The morning had passed in usual form, jumping up on my bed (she hadn't got to be too particular about whether I wanted to use it myself or not!).  She barked at a few things which were unwise enough to move in the street: although I had my suspicions that her hearing was no longer as keen as it used to be, there was obviously nothing wrong with her eyesight.  But around tea-time, I suddenly noticed to my horror that she appeared to have collapsed in the bedroom doorway, more or less lying adjacent to a puddle and a pile of the other stuff.  In the light of her previous deteriorating mobility, I guessed that she'd got taken short and had overbalanced in the act, but with the benefit of hindsight a more accurate guess I suspect, is that she'd had some sort of stroke.

I helped her to her feet with some difficulty, getting snarled at for my pains, for I think the first time ever since we'd had her.  But she seemed to recover while I cleaned up, pottering about with a wag of the tail here and there.  I took her out to see how she fared: she didn't seem to want to do anything but made it up and down the stairs without help.  Nevertheless I decided it would be a wise move to book her in to see the vet in the morning, and I followed that by booking a taxi to take us there.

But then when I took her out again a little later on, she collapsed again just by the garden gate.  Somehow I managed to get her back indoors (she's far too heavy for me to carry) but this time she lay down in the hall looking sorry for herself.  I got an old duvet and made her as comfortable as I could, hoping the rest would do her good and we'd see what the vet had to say about it all.  She looked up occasionally but then seemed to lose interest.  I knelt down beside her, conscious that I might be saying goodbye.  I saw around 9.00 that she'd been sick and was still dribbling: her breathing was becoming shallow, and a little after 10.00, as I knelt beside her, I heard the characteristic rasp of a death rattle.  She was gone.  With tears in my eyes, I said some prayers for her, noticing already how quiet the house had suddenly become.

This morning, I used the old duvet to concoct a makeshift shroud, wondering how or if I was going to get her to the vet's in the taxi by myself.  As you do on these occasions, I started simultaneously torturing myself with the inevitable "if only"s - if only I'd realised the significance of the warning signs, if only I'd acted sooner.....  In my rational moments, of course, I know full well it wouldn't have made any difference.  The healthiest animal we'd ever owned was already living on borrowed time and had been for quite a while: the life expectancy of a bearded collie is around 12 or 13.
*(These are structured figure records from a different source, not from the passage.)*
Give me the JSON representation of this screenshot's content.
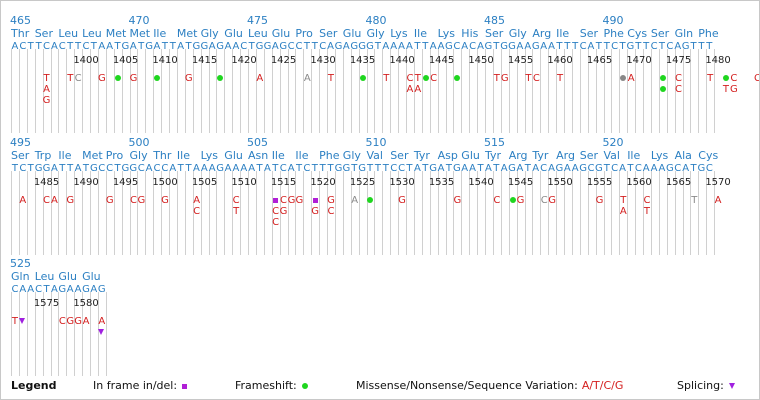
{
  "rows": [
    {
      "sequence": "ACTTCACTTCTAATGATGATTATGGAGAACTGGAGCCTTCAGAGGGTAAAATTAAGCACAGTGGAAGAATTTCATTCTGTTCTCAGTTT",
      "aa_numbers": [
        {
          "label": "465",
          "codon": 0
        },
        {
          "label": "470",
          "codon": 5
        },
        {
          "label": "475",
          "codon": 10
        },
        {
          "label": "480",
          "codon": 15
        },
        {
          "label": "485",
          "codon": 20
        },
        {
          "label": "490",
          "codon": 25
        }
      ],
      "codons": [
        "Thr",
        "Ser",
        "Leu",
        "Leu",
        "Met",
        "Met",
        "Ile",
        "Met",
        "Gly",
        "Glu",
        "Leu",
        "Glu",
        "Pro",
        "Ser",
        "Glu",
        "Gly",
        "Lys",
        "Ile",
        "Lys",
        "His",
        "Ser",
        "Gly",
        "Arg",
        "Ile",
        "Ser",
        "Phe",
        "Cys",
        "Ser",
        "Gln",
        "Phe"
      ],
      "nt_numbers": [
        {
          "label": "1400",
          "pos": 9
        },
        {
          "label": "1405",
          "pos": 14
        },
        {
          "label": "1410",
          "pos": 19
        },
        {
          "label": "1415",
          "pos": 24
        },
        {
          "label": "1420",
          "pos": 29
        },
        {
          "label": "1425",
          "pos": 34
        },
        {
          "label": "1430",
          "pos": 39
        },
        {
          "label": "1435",
          "pos": 44
        },
        {
          "label": "1440",
          "pos": 49
        },
        {
          "label": "1445",
          "pos": 54
        },
        {
          "label": "1450",
          "pos": 59
        },
        {
          "label": "1455",
          "pos": 64
        },
        {
          "label": "1460",
          "pos": 69
        },
        {
          "label": "1465",
          "pos": 74
        },
        {
          "label": "1470",
          "pos": 79
        },
        {
          "label": "1475",
          "pos": 84
        },
        {
          "label": "1480",
          "pos": 89
        }
      ],
      "variants": [
        {
          "pos": 4,
          "stack": [
            {
              "kind": "text",
              "value": "T"
            },
            {
              "kind": "text",
              "value": "A"
            },
            {
              "kind": "text",
              "value": "G"
            }
          ]
        },
        {
          "pos": 7,
          "stack": [
            {
              "kind": "text",
              "value": "T"
            }
          ]
        },
        {
          "pos": 8,
          "stack": [
            {
              "kind": "text",
              "value": "C",
              "style": "grey"
            }
          ]
        },
        {
          "pos": 11,
          "stack": [
            {
              "kind": "text",
              "value": "G"
            }
          ]
        },
        {
          "pos": 13,
          "stack": [
            {
              "kind": "frameshift"
            }
          ]
        },
        {
          "pos": 15,
          "stack": [
            {
              "kind": "text",
              "value": "G"
            }
          ]
        },
        {
          "pos": 18,
          "stack": [
            {
              "kind": "frameshift"
            }
          ]
        },
        {
          "pos": 22,
          "stack": [
            {
              "kind": "text",
              "value": "G"
            }
          ]
        },
        {
          "pos": 26,
          "stack": [
            {
              "kind": "frameshift"
            }
          ]
        },
        {
          "pos": 31,
          "stack": [
            {
              "kind": "text",
              "value": "A"
            }
          ]
        },
        {
          "pos": 37,
          "stack": [
            {
              "kind": "text",
              "value": "A",
              "style": "grey"
            }
          ]
        },
        {
          "pos": 40,
          "stack": [
            {
              "kind": "text",
              "value": "T"
            }
          ]
        },
        {
          "pos": 44,
          "stack": [
            {
              "kind": "frameshift"
            }
          ]
        },
        {
          "pos": 47,
          "stack": [
            {
              "kind": "text",
              "value": "T"
            }
          ]
        },
        {
          "pos": 50,
          "stack": [
            {
              "kind": "text",
              "value": "C"
            },
            {
              "kind": "text",
              "value": "A"
            }
          ]
        },
        {
          "pos": 51,
          "stack": [
            {
              "kind": "text",
              "value": "T"
            },
            {
              "kind": "text",
              "value": "A"
            }
          ]
        },
        {
          "pos": 52,
          "stack": [
            {
              "kind": "frameshift"
            }
          ]
        },
        {
          "pos": 53,
          "stack": [
            {
              "kind": "text",
              "value": "C"
            }
          ]
        },
        {
          "pos": 56,
          "stack": [
            {
              "kind": "frameshift"
            }
          ]
        },
        {
          "pos": 61,
          "stack": [
            {
              "kind": "text",
              "value": "T"
            }
          ]
        },
        {
          "pos": 62,
          "stack": [
            {
              "kind": "text",
              "value": "G"
            }
          ]
        },
        {
          "pos": 65,
          "stack": [
            {
              "kind": "text",
              "value": "T"
            }
          ]
        },
        {
          "pos": 66,
          "stack": [
            {
              "kind": "text",
              "value": "C"
            }
          ]
        },
        {
          "pos": 69,
          "stack": [
            {
              "kind": "text",
              "value": "T"
            }
          ]
        },
        {
          "pos": 77,
          "stack": [
            {
              "kind": "greydot"
            }
          ]
        },
        {
          "pos": 78,
          "stack": [
            {
              "kind": "text",
              "value": "A"
            }
          ]
        },
        {
          "pos": 82,
          "stack": [
            {
              "kind": "frameshift"
            },
            {
              "kind": "frameshift"
            }
          ]
        },
        {
          "pos": 84,
          "stack": [
            {
              "kind": "text",
              "value": "C"
            },
            {
              "kind": "text",
              "value": "C"
            }
          ]
        },
        {
          "pos": 88,
          "stack": [
            {
              "kind": "text",
              "value": "T"
            }
          ]
        },
        {
          "pos": 90,
          "stack": [
            {
              "kind": "frameshift"
            },
            {
              "kind": "text",
              "value": "T"
            }
          ]
        },
        {
          "pos": 91,
          "stack": [
            {
              "kind": "text",
              "value": "C"
            },
            {
              "kind": "text",
              "value": "G"
            }
          ]
        },
        {
          "pos": 94,
          "stack": [
            {
              "kind": "text",
              "value": "C"
            }
          ]
        }
      ]
    },
    {
      "sequence": "TCTGGATTATGCCTGGCACCATTAAAGAAAATATCATCTTTGGTGTTTCCTATGATGAATATAGATACAGAAGCGTCATCAAAGCATGC",
      "aa_numbers": [
        {
          "label": "495",
          "codon": 0
        },
        {
          "label": "500",
          "codon": 5
        },
        {
          "label": "505",
          "codon": 10
        },
        {
          "label": "510",
          "codon": 15
        },
        {
          "label": "515",
          "codon": 20
        },
        {
          "label": "520",
          "codon": 25
        }
      ],
      "codons": [
        "Ser",
        "Trp",
        "Ile",
        "Met",
        "Pro",
        "Gly",
        "Thr",
        "Ile",
        "Lys",
        "Glu",
        "Asn",
        "Ile",
        "Ile",
        "Phe",
        "Gly",
        "Val",
        "Ser",
        "Tyr",
        "Asp",
        "Glu",
        "Tyr",
        "Arg",
        "Tyr",
        "Arg",
        "Ser",
        "Val",
        "Ile",
        "Lys",
        "Ala",
        "Cys"
      ],
      "nt_numbers": [
        {
          "label": "1485",
          "pos": 4
        },
        {
          "label": "1490",
          "pos": 9
        },
        {
          "label": "1495",
          "pos": 14
        },
        {
          "label": "1500",
          "pos": 19
        },
        {
          "label": "1505",
          "pos": 24
        },
        {
          "label": "1510",
          "pos": 29
        },
        {
          "label": "1515",
          "pos": 34
        },
        {
          "label": "1520",
          "pos": 39
        },
        {
          "label": "1525",
          "pos": 44
        },
        {
          "label": "1530",
          "pos": 49
        },
        {
          "label": "1535",
          "pos": 54
        },
        {
          "label": "1540",
          "pos": 59
        },
        {
          "label": "1545",
          "pos": 64
        },
        {
          "label": "1550",
          "pos": 69
        },
        {
          "label": "1555",
          "pos": 74
        },
        {
          "label": "1560",
          "pos": 79
        },
        {
          "label": "1565",
          "pos": 84
        },
        {
          "label": "1570",
          "pos": 89
        }
      ],
      "variants": [
        {
          "pos": 1,
          "stack": [
            {
              "kind": "text",
              "value": "A"
            }
          ]
        },
        {
          "pos": 4,
          "stack": [
            {
              "kind": "text",
              "value": "C"
            }
          ]
        },
        {
          "pos": 5,
          "stack": [
            {
              "kind": "text",
              "value": "A"
            }
          ]
        },
        {
          "pos": 7,
          "stack": [
            {
              "kind": "text",
              "value": "G"
            }
          ]
        },
        {
          "pos": 12,
          "stack": [
            {
              "kind": "text",
              "value": "G"
            }
          ]
        },
        {
          "pos": 15,
          "stack": [
            {
              "kind": "text",
              "value": "C"
            }
          ]
        },
        {
          "pos": 16,
          "stack": [
            {
              "kind": "text",
              "value": "G"
            }
          ]
        },
        {
          "pos": 19,
          "stack": [
            {
              "kind": "text",
              "value": "G"
            }
          ]
        },
        {
          "pos": 23,
          "stack": [
            {
              "kind": "text",
              "value": "A"
            },
            {
              "kind": "text",
              "value": "C"
            }
          ]
        },
        {
          "pos": 28,
          "stack": [
            {
              "kind": "text",
              "value": "C"
            },
            {
              "kind": "text",
              "value": "T"
            }
          ]
        },
        {
          "pos": 33,
          "stack": [
            {
              "kind": "indel"
            },
            {
              "kind": "text",
              "value": "C"
            },
            {
              "kind": "text",
              "value": "C"
            }
          ]
        },
        {
          "pos": 34,
          "stack": [
            {
              "kind": "text",
              "value": "C"
            },
            {
              "kind": "text",
              "value": "G"
            }
          ]
        },
        {
          "pos": 35,
          "stack": [
            {
              "kind": "text",
              "value": "G"
            }
          ]
        },
        {
          "pos": 36,
          "stack": [
            {
              "kind": "text",
              "value": "G"
            }
          ]
        },
        {
          "pos": 38,
          "stack": [
            {
              "kind": "indel"
            },
            {
              "kind": "text",
              "value": "G"
            }
          ]
        },
        {
          "pos": 40,
          "stack": [
            {
              "kind": "text",
              "value": "G"
            },
            {
              "kind": "text",
              "value": "C"
            }
          ]
        },
        {
          "pos": 43,
          "stack": [
            {
              "kind": "text",
              "value": "A",
              "style": "grey"
            }
          ]
        },
        {
          "pos": 45,
          "stack": [
            {
              "kind": "frameshift"
            }
          ]
        },
        {
          "pos": 49,
          "stack": [
            {
              "kind": "text",
              "value": "G"
            }
          ]
        },
        {
          "pos": 56,
          "stack": [
            {
              "kind": "text",
              "value": "G"
            }
          ]
        },
        {
          "pos": 61,
          "stack": [
            {
              "kind": "text",
              "value": "C"
            }
          ]
        },
        {
          "pos": 63,
          "stack": [
            {
              "kind": "frameshift"
            }
          ]
        },
        {
          "pos": 64,
          "stack": [
            {
              "kind": "text",
              "value": "G"
            }
          ]
        },
        {
          "pos": 67,
          "stack": [
            {
              "kind": "text",
              "value": "C",
              "style": "grey"
            }
          ]
        },
        {
          "pos": 68,
          "stack": [
            {
              "kind": "text",
              "value": "G"
            }
          ]
        },
        {
          "pos": 74,
          "stack": [
            {
              "kind": "text",
              "value": "G"
            }
          ]
        },
        {
          "pos": 77,
          "stack": [
            {
              "kind": "text",
              "value": "T"
            },
            {
              "kind": "text",
              "value": "A"
            }
          ]
        },
        {
          "pos": 80,
          "stack": [
            {
              "kind": "text",
              "value": "C"
            },
            {
              "kind": "text",
              "value": "T"
            }
          ]
        },
        {
          "pos": 86,
          "stack": [
            {
              "kind": "text",
              "value": "T",
              "style": "grey"
            }
          ]
        },
        {
          "pos": 89,
          "stack": [
            {
              "kind": "text",
              "value": "A"
            }
          ]
        }
      ]
    },
    {
      "sequence": "CAACTAGAAGAG",
      "aa_numbers": [
        {
          "label": "525",
          "codon": 0
        }
      ],
      "codons": [
        "Gln",
        "Leu",
        "Glu",
        "Glu"
      ],
      "nt_numbers": [
        {
          "label": "1575",
          "pos": 4
        },
        {
          "label": "1580",
          "pos": 9
        }
      ],
      "variants": [
        {
          "pos": 0,
          "stack": [
            {
              "kind": "text",
              "value": "T"
            }
          ]
        },
        {
          "pos": 1,
          "stack": [
            {
              "kind": "splice"
            }
          ]
        },
        {
          "pos": 6,
          "stack": [
            {
              "kind": "text",
              "value": "C"
            }
          ]
        },
        {
          "pos": 7,
          "stack": [
            {
              "kind": "text",
              "value": "G"
            }
          ]
        },
        {
          "pos": 8,
          "stack": [
            {
              "kind": "text",
              "value": "G"
            }
          ]
        },
        {
          "pos": 9,
          "stack": [
            {
              "kind": "text",
              "value": "A"
            }
          ]
        },
        {
          "pos": 11,
          "stack": [
            {
              "kind": "text",
              "value": "A"
            },
            {
              "kind": "splice"
            }
          ]
        }
      ]
    }
  ],
  "legend": {
    "title": "Legend",
    "inframe_label": "In frame in/del:",
    "frameshift_label": "Frameshift:",
    "missense_label": "Missense/Nonsense/Sequence Variation:",
    "missense_sample": "A/T/C/G",
    "splicing_label": "Splicing:"
  },
  "colors": {
    "sequence": "#2b7fc2",
    "variation": "#d42020",
    "variation_secondary": "#8a8a8a",
    "frameshift": "#1fd61f",
    "inframe": "#b01fd6",
    "splicing": "#a020e0"
  }
}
So, a few phone calls later, full of mixed feelings, I sit here typing away to while away the hour or two before the pet cremation company arrive to collect Raggs.  We decided that's what we'd have done with her, as we had with Molly twelve years ago.  The alternative of a burial in the back garden, which I suspect is of dubious legality anyway is a bit of a no-brainer on practical grounds.  

The house seems eerily silent.  Gone is the patter of not-so-little-tiny feet, the head poked round to door to see what I'm doing and the barking every time anyone is rash enough to come up the path to the house to deliver something.  We've already decided not to get another dog: I was very much in two minds about it twelve years ago when faced with the same decision and given how much water has flown under the bridge since then, it just wouldn't be practical or fair.  Another cat, on the other hand however??  Hmmm, I wonder.

Anyway, in the meantime, here's a pic to finish with:

    
It's my favourite photo of her, taken in January 2004 during her first winter with us.  She always loved the snow and we never really to her way of thinking got enough of it.  A friend of mine made that photo into a mousemat for me, so somehow I'll always have her by my side.